Upper bound on number of ranges and increasing range_max_bytes

What’s the upper bound on the number of ranges per node until more nodes should be added or the range_max_bytes should be increased? No need for an exact number but more of just an order of magnitude (100, 1000, 10000, etc). I assume there is some decrease in performance because there’s a raft group for each range and having tons of them per node would increase chatter and CPU time, right?

Also, I saw in 2.1 range merging was added, does that mean it’s safe to raise the range_max_bytes and it should merge ranges that are now under the new limit?

  1. with default settings we have seen successful clusters with x*10.000 ranges per node. Meanwhile we are also hearing reports that things break down north of 100.000 ranges per node. YMMV.

  2. you are right that more ranges conceptually cause more “chatter”. However since 1.1 and 2.0 there are algorithms to merge the network chatter across active ranges (“heartbeat coalescing”), and remove the chatter for idle ranges (“range quiescence”). So the impact of many ranges is not as bad as intuition would allow.
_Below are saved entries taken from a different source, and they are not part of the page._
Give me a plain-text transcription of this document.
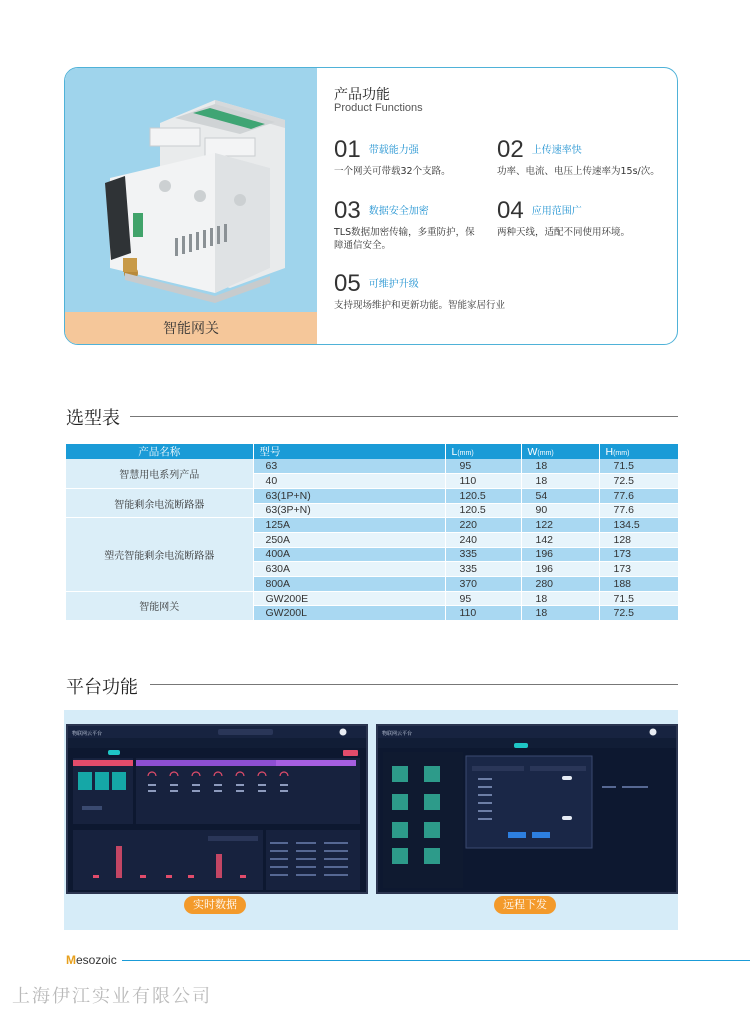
智能网关
产品功能
Product Functions
01 带载能力强
一个网关可带载32个支路。
02 上传速率快
功率、电流、电压上传速率为15s/次。
03 数据安全加密
TLS数据加密传输，多重防护，保障通信安全。
04 应用范围广
两种天线，适配不同使用环境。
05 可维护升级
支持现场维护和更新功能。智能家居行业
选型表
产品名称	型号	L(mm)	W(mm)	H(mm)
智慧用电系列产品	63	95	18	71.5
	40	110	18	72.5
智能剩余电流断路器	63(1P+N)	120.5	54	77.6
	63(3P+N)	120.5	90	77.6
塑壳智能剩余电流断路器	125A	220	122	134.5
	250A	240	142	128
	400A	335	196	173
	630A	335	196	173
	800A	370	280	188
智能网关	GW200E	95	18	71.5
	GW200L	110	18	72.5
平台功能
物联网云平台	物联网云平台
实时数据	远程下发
Mesozoic
上海伊江实业有限公司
    That said, there is still some per-range chatter and this is why very large numbers of ranges per node, even if the ranges are idle, still have an adverse effect on performance as noted in the previous point.

  3. we do not recommend tweaking the max range size too much, as this is currently untested. We know for sure that very small sizes cause extremely bad behavior, and we also know that increasing the size from the defaults also increases overall RAM usage and network throughput.

  4. range merging was added in 2.1 but not enabled by default. A correctness bug prevents correct operation of range merges currently. We will not be able to advise you to enable this feature until a later 2.1.x release.

Does this help?

Thanks for the excellent info!

Regarding 2: What’s the best way for me to measure the “chatter”? Not necessarily to understand exactly but just monitor it on an order-of-magnitude level so I can understand when I’m having perf issues if its high or low and generally the state of it (compared to everything else).

There are various range queues where every replica on a nodes lands periodically. You can monitor the activity on that queue using the exported prometheus metrics. I think there is also a debug screen in the crdb web UI which shows this information.